Structurally speaking, the amorphous, isotropic nature of many synthetic hydrogels is a poor match for the fibrillar, oriented, and topographically diverse ECM. This results in a mismatch between the two materials: natural ECM is highly viscoelastic and has non-linear properties, and while we are only beginning to understand how these may affect cell behavior, it is clear that mechanotransduction is dependent on more than the elastic modulus alone. In the biochemical landscape of tissues, Nature sequesters growth factors and signaling molecules with affinity binding interactions, which we have imitated with covalent immobilization. This approximation has allowed us to probe these interactions, but the utility of such designs is often limited by the permanence of covalent bonds. Therefore, look for reversible reactions and synthetic matrices that can selectively sequester molecules from the body to take on a bigger role.

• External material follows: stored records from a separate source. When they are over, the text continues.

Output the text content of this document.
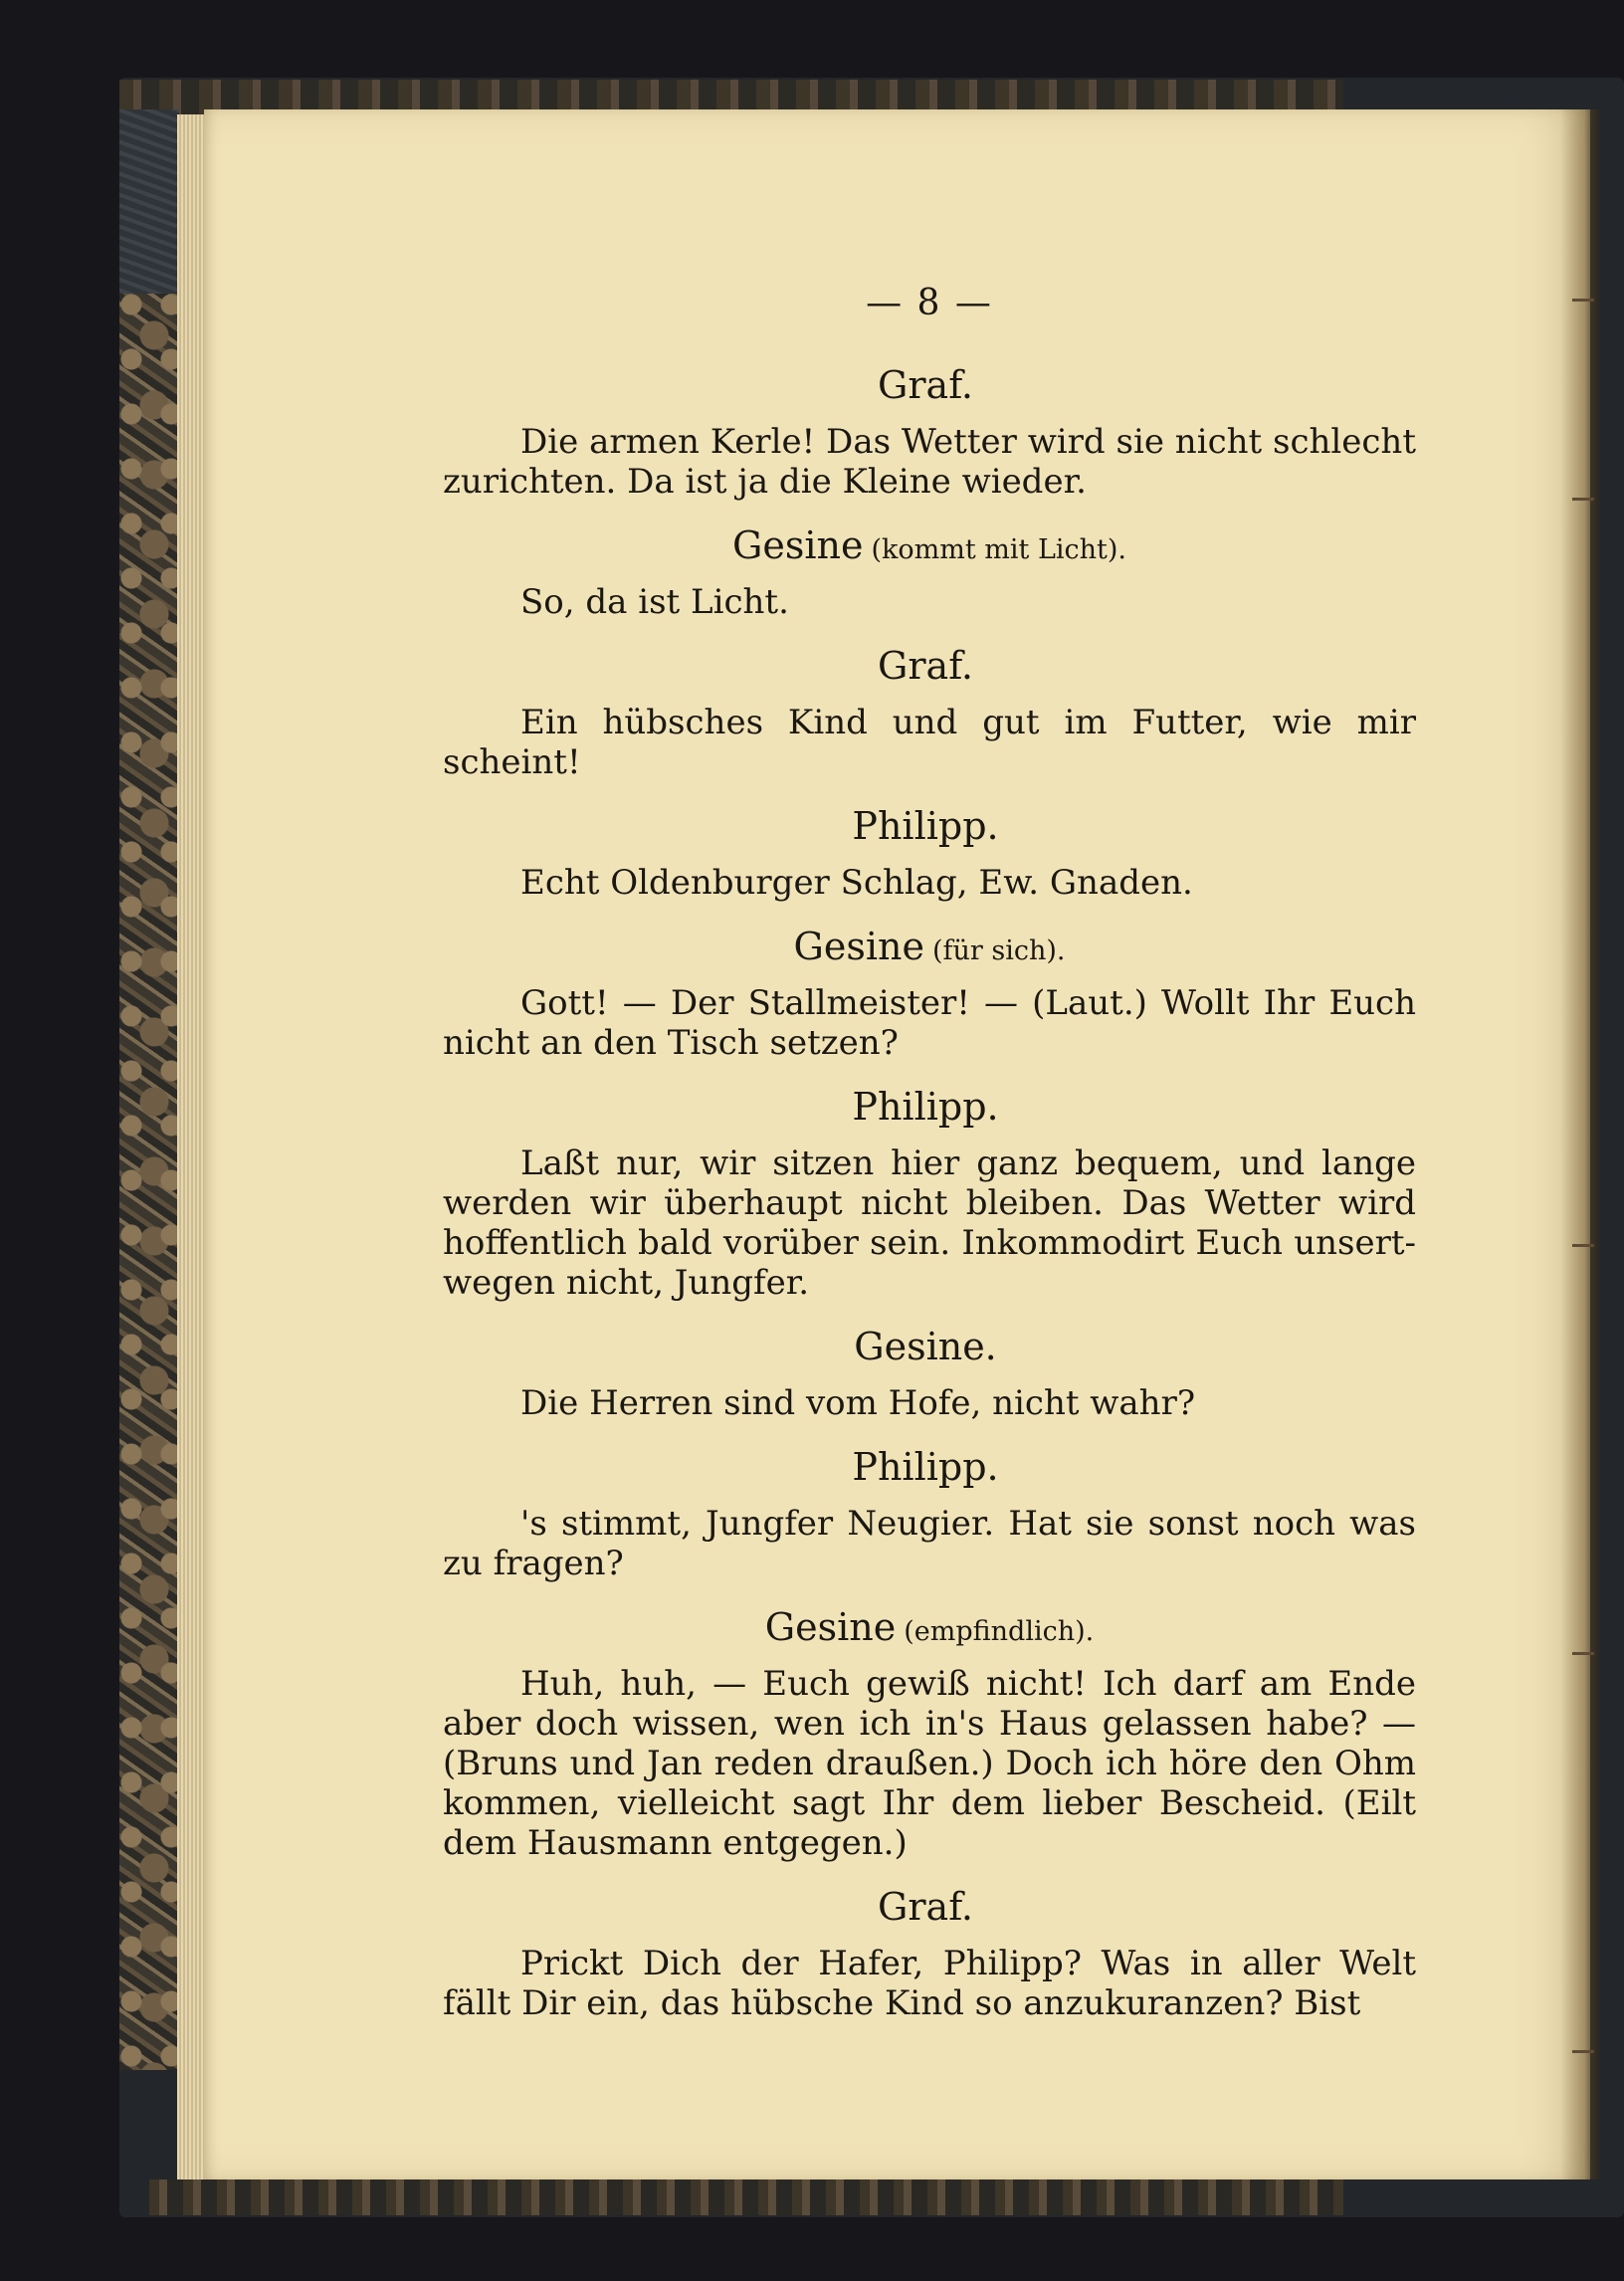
— 8 —
Graf.

Die armen Kerle! Das Wetter wird sie nicht schlecht zurichten. Da ist ja die Kleine wieder.

Gesine (kommt mit Licht).

So, da ist Licht.

Graf.

Ein hübsches Kind und gut im Futter, wie mir scheint!

Philipp.

Echt Oldenburger Schlag, Ew. Gnaden.

Gesine (für sich).

Gott! — Der Stallmeister! — (Laut.) Wollt Ihr Euch nicht an den Tisch setzen?

Philipp.

Laßt nur, wir sitzen hier ganz bequem, und lange werden wir überhaupt nicht bleiben. Das Wetter wird hoffentlich bald vorüber sein. Inkommodirt Euch unsert- wegen nicht, Jungfer.

Gesine.

Die Herren sind vom Hofe, nicht wahr?

Philipp.

's stimmt, Jungfer Neugier. Hat sie sonst noch was zu fragen?

Gesine (empfindlich).

Huh, huh, — Euch gewiß nicht! Ich darf am Ende aber doch wissen, wen ich in's Haus gelassen habe? — (Bruns und Jan reden draußen.) Doch ich höre den Ohm kommen, vielleicht sagt Ihr dem lieber Bescheid. (Eilt dem Hausmann entgegen.)

Graf.

Prickt Dich der Hafer, Philipp? Was in aller Welt fällt Dir ein, das hübsche Kind so anzukuranzen? Bist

Further, the advancements in spatiotemporal hydrogels will interface with advanced manufacturing techniques in a mutually beneficial manner. This is especially true in the context of tissue engineering. Our tissues are remarkable in their complexity, which spans several orders of magnitude, from nano-structured ECM, to the mesoscale organization of cell layers, to the macroscale form of the whole tissue. It is clear that improved techniques are needed to create such objects, and it is likely to come from a variety of sources. For example, stereolithographic techniques may be used in combination with bioprinting to bridge the gap between cell- and tissue-relevant size scales, and such a strategy could be complemented with self-assembling smart materials to impart nanoscale order. Moreover, these materials will be used in concert with tissue-specific stem cells that are capable of self organizing to varying degrees. Therefore, responsive and dynamic materials will also be used to coax these processes along the appropriate paths. On the other hand, as improvement in vascularization techniques allows us to create larger tissue constructs, we will no longer be able to rely on the relative clarity and low scattering of the hydrogels currently in use. Longer wavelengths of light including visible and near-infrared will be useful in this regard, and may be used with upconverting nanoparticles to perform many of the same reactions currently in place. Moving forward, we will also need improved tools to monitor not only how cells are behaving in these matrices, but also the effect they have on responsive or permissive scaffolds, and whether signals we have introduced remain in place and active. Dynamic matrices sit at a critical juncture between materials science and biology; as increased knowledge of 3D and 4D biological processes helps inform the design of spatiotemporal materials, these materials will in turn be used to further our understanding in the field of regenerative medicine.

Conflicts of interest

There are no conflicts of interest to declare.

Acknowledgements

The authors are grateful to Alex Caldwell for helpful discussions and to E. Kyburz for assistance in figure illustration. Funding for this work was provided by the National Science Foundation (Division of Materials Research Grant 1408955), the National Institutes of Health (Grant DE016523), the NSF GRFP, and the NIH/CU Molecular Biophysics Training Program (T32 GM-065103).